Two ballots will be voted on for the Chamber. With the first, 475 deputies (75%) will be elected with the single-member system in a single round without ballot; the other 155 will be elected with another ballot box with the proportional system on a blocked list, without the possibility of giving preferences; only parties that report at least 4% of the votes will be able to access the division of votes; to accentuate proportionality and not favor the larger parties, the parties that have won in the single-member constituencies are separated – from the votes obtained with the proportional ballot – as many votes as were obtained by the candidates who came second in those constituencies (plus one).
For the Senate, 75% of the seats, or 232 senators, will be elected with the uninominal system, the other 25% with the proportional recovery which will effectively exclude the parties that have not obtained at least 10% of the votes. On the card each name will be flanked by the indication of the party that supports it. The spin-off was also introduced in the Senate, on the basis of which the votes obtained by the elected candidates are subtracted from the proportional share.
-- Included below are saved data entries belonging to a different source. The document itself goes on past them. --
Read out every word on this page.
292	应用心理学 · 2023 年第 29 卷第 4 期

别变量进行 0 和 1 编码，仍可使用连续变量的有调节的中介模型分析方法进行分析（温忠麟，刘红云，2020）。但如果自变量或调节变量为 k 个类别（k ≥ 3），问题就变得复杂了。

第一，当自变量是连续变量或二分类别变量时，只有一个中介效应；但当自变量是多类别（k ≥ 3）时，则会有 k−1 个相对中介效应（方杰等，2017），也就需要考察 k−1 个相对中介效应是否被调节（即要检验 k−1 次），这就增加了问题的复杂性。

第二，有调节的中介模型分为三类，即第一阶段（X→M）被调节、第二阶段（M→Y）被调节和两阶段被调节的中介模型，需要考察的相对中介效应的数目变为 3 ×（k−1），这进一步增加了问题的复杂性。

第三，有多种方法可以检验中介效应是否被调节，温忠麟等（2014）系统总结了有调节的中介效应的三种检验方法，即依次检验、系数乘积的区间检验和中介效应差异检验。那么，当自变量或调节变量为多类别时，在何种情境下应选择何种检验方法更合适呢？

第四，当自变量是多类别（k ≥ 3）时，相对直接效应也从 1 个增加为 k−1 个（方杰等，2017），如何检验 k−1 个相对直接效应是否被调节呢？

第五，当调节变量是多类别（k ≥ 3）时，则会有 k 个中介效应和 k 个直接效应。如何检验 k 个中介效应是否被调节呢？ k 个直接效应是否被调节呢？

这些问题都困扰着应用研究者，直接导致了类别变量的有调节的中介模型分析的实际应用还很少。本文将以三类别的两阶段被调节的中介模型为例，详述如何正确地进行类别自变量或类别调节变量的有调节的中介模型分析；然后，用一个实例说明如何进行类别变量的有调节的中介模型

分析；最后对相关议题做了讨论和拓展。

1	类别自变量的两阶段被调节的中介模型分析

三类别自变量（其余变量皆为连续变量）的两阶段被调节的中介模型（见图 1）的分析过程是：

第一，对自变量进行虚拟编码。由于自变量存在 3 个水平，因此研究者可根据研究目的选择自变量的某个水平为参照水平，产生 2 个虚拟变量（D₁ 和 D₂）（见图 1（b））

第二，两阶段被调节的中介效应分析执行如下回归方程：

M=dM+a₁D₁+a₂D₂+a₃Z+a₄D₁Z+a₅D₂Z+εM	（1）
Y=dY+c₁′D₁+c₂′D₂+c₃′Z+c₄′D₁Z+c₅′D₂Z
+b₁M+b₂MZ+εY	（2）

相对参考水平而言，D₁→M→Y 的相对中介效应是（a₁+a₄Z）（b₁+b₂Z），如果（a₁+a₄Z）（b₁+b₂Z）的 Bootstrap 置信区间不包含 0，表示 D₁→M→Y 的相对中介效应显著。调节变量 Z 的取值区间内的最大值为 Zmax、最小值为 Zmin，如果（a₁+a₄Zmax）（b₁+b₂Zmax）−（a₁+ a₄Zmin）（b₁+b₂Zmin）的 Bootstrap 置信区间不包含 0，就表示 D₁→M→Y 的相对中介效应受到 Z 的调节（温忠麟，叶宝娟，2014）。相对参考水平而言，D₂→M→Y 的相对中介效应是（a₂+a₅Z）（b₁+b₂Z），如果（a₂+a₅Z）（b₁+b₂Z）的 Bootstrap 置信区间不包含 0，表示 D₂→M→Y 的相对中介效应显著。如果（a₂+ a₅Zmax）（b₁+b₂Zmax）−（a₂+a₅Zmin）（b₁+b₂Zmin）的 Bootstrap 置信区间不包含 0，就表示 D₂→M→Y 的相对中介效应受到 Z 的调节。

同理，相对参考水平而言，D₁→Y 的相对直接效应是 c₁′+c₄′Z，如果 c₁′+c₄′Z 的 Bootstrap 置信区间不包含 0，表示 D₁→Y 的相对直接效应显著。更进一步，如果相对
Scalfaro immediately promulgated the two laws, while a four-month delegation was granted to the government to define the new constituencies.
According to aceinland, new political elections thus became possible starting from the end of December. Some parties, including Lega and PDS, began talking about elections to be held as soon as possible, by spring 1994. Others, such as the DC, aimed to postpone them. However, the electoral perspective had already begun to influence the behavior of all political forces.
The Christian Democratic Constituent Assembly meeting in Rome at the end of July had granted full powers for the renewal to the secretary Martinazzoli, based on the slogan ” renew without denying ”. Martinazzoli proposed to change the name of the party back to its original denomination, ” Popular Party ”; it accentuated the antagonism towards the League; he did not rule out openings to the PDS as long as he renounced his hegemonic tendencies. The party form was also discussed, hypothesizing an open body without membership, based on circles, regionalized.
The League loudly called for immediate elections, waving the flag of federalism, but often resorting to the threat of fiscal and political separatism. The PDS continued to weave alliances to its right and its left also in view of the municipal elections scheduled for November 1993 in some important cities including Rome, Naples and Palermo. At the same time he was busy defending himself from the threat of being involved in tangentopoli. Without clearly addressing the issue of illicit financing, he did not deny individual episodes, but tenaciously insisted on excluding party involvement in the bribe system.
The new electoral system threatened the secular and socialist parties with extinction. In particular, the PSI appeared disbanded and divided, and by the end of May Benvenuto had resigned, giving the secretariat to O. Del Turco. The new formation of the Democratic Alliance also appeared to be in difficulty, which brought together political and intellectual exponents of various origins, from the PLI to the PDS to the Segni group. Despite some successes in the municipalities in June, she appeared uncertain in the face of the obstacles placed by the other parties, and in particular by the PDS, to the creation of a single reform camp. The postponement of the political elections that many had foreseen by 1993 seemed to take away space for groups less rooted in the social fabric.
Without an electoral political check and pending the celebration of the criminal trials, at the beginning of autumn the situation appeared suspended, with the limit of entrusting the investigating magistracy alone with the task of keeping the waiting for the new alive.